En Macbeth, cubierto de sangre, física y simbólicamente, he pensado en estos días cuando veo cómo Netanyahu arrasa con todo un pueblo, impulsado ya no por la ambición, como Macbeth, sino por la sed de venganza y el odio contra Palestina. “Ha perdido la cabeza”, dijo Itamar Rabinovich, exembajador israelí en Estados Unidos. “Ya no hay límites”. Sus palabras las cita, en un lúcido artículo de The New York Times, Roger Cohen, que interpreta así el imparable y cruel ensañamiento del primer ministro de Israel: “A pesar de todo su apoyo nacionalista y religioso, Netanyahu es ampliamente despreciado. Muchos sospechan que antepone su propia supervivencia a los intereses de la nación, al prolongar una guerra en Gaza que, según sus críticos, debería haber terminado hace mucho tiempo”. Y es que el “perder la cabeza” de Netanyahu no es sinónimo de locura, sino de embriaguez y rencor de poder.

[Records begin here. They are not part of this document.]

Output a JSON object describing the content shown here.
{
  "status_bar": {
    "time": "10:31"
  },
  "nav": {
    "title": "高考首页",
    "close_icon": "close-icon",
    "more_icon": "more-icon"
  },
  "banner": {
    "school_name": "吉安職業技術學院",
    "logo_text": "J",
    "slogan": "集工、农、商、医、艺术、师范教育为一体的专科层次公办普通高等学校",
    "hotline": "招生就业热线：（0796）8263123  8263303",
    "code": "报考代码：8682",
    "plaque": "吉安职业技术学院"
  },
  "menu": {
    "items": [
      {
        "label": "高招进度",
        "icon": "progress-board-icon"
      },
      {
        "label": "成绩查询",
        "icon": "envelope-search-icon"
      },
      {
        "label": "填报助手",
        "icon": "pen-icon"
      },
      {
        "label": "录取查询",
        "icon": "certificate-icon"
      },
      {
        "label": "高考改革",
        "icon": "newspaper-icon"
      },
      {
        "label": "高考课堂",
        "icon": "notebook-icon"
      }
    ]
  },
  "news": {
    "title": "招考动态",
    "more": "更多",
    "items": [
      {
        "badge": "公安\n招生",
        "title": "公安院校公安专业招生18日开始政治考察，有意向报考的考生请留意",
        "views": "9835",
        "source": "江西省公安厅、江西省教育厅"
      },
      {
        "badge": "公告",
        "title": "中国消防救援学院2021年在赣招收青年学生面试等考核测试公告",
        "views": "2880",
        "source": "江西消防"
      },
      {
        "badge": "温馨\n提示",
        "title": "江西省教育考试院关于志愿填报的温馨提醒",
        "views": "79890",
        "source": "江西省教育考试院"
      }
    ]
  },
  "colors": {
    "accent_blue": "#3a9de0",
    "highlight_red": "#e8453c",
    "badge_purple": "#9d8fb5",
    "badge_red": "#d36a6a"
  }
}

Es claro que en principio fue legítima la arremetida militar contra Hamás, que cometió una masacre de inocentes imperdonable, pero no que esta se convirtiera en un genocidio —término siempre usado con cautela, pero que hoy todo el mundo acepta en el caso de Gaza— de la probable muerte de los pocos rehenes israelíes que quedan vivos, e incluso del odio de su propio pueblo, que corre el riesgo de ser estigmatizado y aislado en el mundo entero. Macbeth terminó asesinado por Macduff, y esperemos que Netanyahu termine como Slobodan Milosevic, “el carnicero de los Balcanes”, juzgado por un tribunal penal internacional.
En este momento resulta importante que, por fin, algunos de los países del G7, los más poderosos económicamente, entre ellos Francia y Reino Unido, se hayan decidido a unirse a los otros 147 que en el mundo reconocen hoy el Estado Palestino, y que en el mundo entero crezcan las manifestaciones populares contra la sangrienta ofensiva en Gaza. Aunque a veces se incurre en flagrantes injusticias —el Festival de Flandes canceló un concierto de la filarmónica de Múnich solo porque es dirigido por un músico israelí, Lahav Shani—, que la indignación se exprese en marchas multitudinarias y cientos de campañas presionando la paz puede hacer crecer la conciencia mundial sobre la magnitud de la infamia y ejercer presión sobre Israel. Aunque, por desgracia, mientras haya aliados de Israel como Estados Unidos, e intereses económicos de las grandes potencias, el reconocimiento del Estado Palestino no pasa de ser un mero acto simbólico.
P. D. ¿Qué significa que en su discurso ante la ONU el presidente Petro —que ha hecho de “la Paz Total” uno de los lemas más importantes de su gobierno— lleve provocadoramente en su pecho la consigna “Guerra a muerte”, así sea del mismísimo Bolívar?